When his old overcoat is beyond repair, Akaky Akakyevich struggles to
find the money to have a new one made. The new coat becomes a source of pride, bringing
him new self-respect. But then the coat is stolen and, after his appeal to "an
important personage" is rebuffed, Akaky Akakyevich becomes ill from exposure to the
cold and dies. His ghost is said to steal coats off the backs of people on the streets of
Petersburg, searching for the garment that so briefly brought a ray of light into a gray
life.
The CanStage production, based on the Gogol story, is conceived
entirely in mime and movement, presented without any dialogue, accompanied by musical
selections from the works of another Petersburg artist, composer Dmitri Shostakovich. The
essential texture of the theater piece is of a silent film played out on stage. On the
positive side, Can Stage's version is seamlessly executed by a talented cast in a setting
of high production values--handsome settings by Ken MacDonald strikingly lit by Alan
Brodie, with stylish costuming by Nancy Bryant.
The script follows the basic outline of the Gogol story, though it
substitutes an alternate ending which runs contrary to logic and to the point of the story
and misses the poignancy of the image of the coat-stealing ghost. In following the story,
the production blows up the most ordinary details to inflated levels which tend to be
repetitious and out of proportion to the brilliantly spare ironies of the Gogol text.
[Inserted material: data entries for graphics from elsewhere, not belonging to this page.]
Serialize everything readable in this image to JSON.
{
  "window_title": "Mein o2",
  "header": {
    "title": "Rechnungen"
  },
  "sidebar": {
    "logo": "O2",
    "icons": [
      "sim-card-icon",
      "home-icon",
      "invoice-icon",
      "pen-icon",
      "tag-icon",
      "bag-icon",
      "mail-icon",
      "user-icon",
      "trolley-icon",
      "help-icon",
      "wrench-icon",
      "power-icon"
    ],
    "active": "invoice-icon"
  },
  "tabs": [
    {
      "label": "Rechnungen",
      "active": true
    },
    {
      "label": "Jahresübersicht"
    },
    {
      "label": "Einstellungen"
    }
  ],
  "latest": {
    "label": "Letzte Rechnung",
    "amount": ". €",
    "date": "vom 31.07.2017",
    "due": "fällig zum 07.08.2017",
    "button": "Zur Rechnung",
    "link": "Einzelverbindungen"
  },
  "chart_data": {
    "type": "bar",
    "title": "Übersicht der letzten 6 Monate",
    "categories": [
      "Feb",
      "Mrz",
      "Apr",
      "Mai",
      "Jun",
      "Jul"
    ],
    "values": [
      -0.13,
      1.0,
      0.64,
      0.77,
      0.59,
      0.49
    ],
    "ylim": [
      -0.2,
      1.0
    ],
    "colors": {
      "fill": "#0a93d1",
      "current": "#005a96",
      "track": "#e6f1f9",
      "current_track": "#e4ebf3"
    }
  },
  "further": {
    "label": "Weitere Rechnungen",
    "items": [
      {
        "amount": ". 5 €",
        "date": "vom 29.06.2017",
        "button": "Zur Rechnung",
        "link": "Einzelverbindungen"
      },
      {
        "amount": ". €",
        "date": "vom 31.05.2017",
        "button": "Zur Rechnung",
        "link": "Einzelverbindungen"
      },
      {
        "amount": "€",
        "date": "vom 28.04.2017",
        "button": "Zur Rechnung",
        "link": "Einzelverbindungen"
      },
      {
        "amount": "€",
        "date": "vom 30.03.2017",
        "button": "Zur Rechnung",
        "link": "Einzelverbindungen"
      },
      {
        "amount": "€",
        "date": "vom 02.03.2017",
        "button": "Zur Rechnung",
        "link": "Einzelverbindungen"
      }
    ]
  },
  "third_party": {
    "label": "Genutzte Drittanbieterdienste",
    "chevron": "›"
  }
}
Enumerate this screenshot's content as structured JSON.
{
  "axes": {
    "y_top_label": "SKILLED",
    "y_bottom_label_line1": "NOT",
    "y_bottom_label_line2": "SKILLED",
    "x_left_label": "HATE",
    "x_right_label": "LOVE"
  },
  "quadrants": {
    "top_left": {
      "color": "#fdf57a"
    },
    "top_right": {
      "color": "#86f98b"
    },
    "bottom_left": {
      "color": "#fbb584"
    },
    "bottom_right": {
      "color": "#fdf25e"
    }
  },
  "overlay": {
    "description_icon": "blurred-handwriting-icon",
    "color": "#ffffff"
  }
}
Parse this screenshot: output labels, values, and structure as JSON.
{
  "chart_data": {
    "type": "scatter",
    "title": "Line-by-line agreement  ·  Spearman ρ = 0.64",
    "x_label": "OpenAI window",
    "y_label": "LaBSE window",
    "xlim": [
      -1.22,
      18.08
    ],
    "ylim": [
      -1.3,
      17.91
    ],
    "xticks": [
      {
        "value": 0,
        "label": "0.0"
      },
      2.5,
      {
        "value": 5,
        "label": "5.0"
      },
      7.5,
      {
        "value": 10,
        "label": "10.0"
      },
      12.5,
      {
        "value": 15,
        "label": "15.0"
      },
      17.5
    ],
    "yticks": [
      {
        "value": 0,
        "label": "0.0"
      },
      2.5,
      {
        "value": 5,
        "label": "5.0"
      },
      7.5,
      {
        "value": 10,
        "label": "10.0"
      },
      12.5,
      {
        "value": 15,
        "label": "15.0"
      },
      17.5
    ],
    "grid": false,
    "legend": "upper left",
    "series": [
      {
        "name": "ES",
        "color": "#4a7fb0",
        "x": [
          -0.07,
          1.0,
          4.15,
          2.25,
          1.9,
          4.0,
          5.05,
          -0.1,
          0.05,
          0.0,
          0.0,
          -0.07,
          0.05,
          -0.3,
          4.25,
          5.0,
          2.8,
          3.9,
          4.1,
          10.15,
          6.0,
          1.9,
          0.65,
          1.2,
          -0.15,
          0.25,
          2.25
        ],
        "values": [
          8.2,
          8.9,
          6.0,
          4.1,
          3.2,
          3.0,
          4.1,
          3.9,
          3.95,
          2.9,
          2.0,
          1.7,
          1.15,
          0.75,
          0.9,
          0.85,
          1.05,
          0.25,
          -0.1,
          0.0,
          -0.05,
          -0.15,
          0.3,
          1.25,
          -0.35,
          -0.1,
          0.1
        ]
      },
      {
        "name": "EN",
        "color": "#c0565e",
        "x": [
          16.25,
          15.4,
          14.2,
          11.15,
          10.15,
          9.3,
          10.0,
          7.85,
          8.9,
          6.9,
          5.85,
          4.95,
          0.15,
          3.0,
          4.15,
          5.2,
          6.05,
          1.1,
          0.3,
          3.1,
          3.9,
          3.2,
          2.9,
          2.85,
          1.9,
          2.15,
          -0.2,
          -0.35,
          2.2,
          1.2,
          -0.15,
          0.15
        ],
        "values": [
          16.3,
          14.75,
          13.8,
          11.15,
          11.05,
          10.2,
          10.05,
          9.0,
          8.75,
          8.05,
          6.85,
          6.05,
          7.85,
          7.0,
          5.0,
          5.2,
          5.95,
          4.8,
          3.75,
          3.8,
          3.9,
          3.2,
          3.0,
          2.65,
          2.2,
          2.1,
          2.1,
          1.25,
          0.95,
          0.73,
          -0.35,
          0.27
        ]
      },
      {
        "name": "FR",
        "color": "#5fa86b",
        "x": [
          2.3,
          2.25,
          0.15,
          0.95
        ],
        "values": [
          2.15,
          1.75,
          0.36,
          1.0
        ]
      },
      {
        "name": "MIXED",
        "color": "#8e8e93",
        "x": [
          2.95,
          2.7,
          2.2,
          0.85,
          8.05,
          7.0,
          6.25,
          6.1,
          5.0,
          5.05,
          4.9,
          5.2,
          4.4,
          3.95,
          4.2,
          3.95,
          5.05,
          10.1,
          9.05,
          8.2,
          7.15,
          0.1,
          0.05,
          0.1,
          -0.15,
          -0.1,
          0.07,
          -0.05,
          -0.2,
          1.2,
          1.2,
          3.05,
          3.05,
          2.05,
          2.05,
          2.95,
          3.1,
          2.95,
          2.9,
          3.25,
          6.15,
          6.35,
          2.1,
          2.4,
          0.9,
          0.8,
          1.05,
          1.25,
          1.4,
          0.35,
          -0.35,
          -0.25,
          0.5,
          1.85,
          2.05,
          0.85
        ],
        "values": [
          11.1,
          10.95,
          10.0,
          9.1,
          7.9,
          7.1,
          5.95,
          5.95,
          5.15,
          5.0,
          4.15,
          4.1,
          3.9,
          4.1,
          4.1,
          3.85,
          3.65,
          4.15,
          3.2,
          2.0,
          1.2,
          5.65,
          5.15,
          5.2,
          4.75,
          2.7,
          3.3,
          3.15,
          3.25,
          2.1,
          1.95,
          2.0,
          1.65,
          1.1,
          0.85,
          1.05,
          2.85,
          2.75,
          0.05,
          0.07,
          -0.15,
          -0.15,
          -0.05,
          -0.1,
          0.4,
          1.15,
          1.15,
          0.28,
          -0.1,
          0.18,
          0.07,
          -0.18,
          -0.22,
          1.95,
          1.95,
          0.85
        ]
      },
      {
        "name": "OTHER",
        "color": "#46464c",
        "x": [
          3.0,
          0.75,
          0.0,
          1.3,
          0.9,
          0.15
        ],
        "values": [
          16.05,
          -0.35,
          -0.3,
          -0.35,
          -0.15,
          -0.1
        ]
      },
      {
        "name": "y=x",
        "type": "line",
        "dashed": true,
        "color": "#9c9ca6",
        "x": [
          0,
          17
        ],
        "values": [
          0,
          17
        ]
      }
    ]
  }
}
Two
huge pens, like fugitive Claes Oldenburg sculptures, are lowered from the flies in the
first office scene, evoking nothing less than a "duh" reaction--could the visual
point have been more obvious?
Similarly, in the story, the poor drunken tailor who makes Akaky's coat
("who lived somewhere on the fourth floor, up a back stairs") is morphed onstage
into a full-fledged haute couture atelier, with a crowd of tailors and a swarm of sewing
machines. And, in case you missed the point, a blown up piece of machine is placed to one
side, the cousin of the overgrown pens.
A good deal of sexuality is added to the stage production, an element
barely hinted at in the story. It seems more intended to add some theatrical punch than
any purposeful enhancement of the meaning of the story. The omnipresent sense of grinding
poverty in Gogol is barely hinted at here. Gogol's supreme ability to create a sense of
place with a breathtaking economy of words made St. Petersburg itself a character in the
story. The stage production is utterly vague about both place and time, presumably seeking
some sense of the universal, instead uprooting the events into an undefined blandness.
The Shostakovich music is such a pleasure to the ear that it goes a
long way toward helping to sustain the evening. But the "movement," as the
directors are careful to label it, while frequently frenetic and gracefully choreographed
is not dance; it doesn't have the art that serious classical or contemporary
dance would bring to the picture. Indeed, the nature of the production is such that it
makes a dance-lover wish that it had been done as a dance piece--that might have
lifted the show into a place of art, rather than the thin piece of skillfully wrought
spectacle that it is, an overblown interpretation of a brilliant gem that, as presented
here, is merely a sparkly rhinestone, substituting glitz for substance.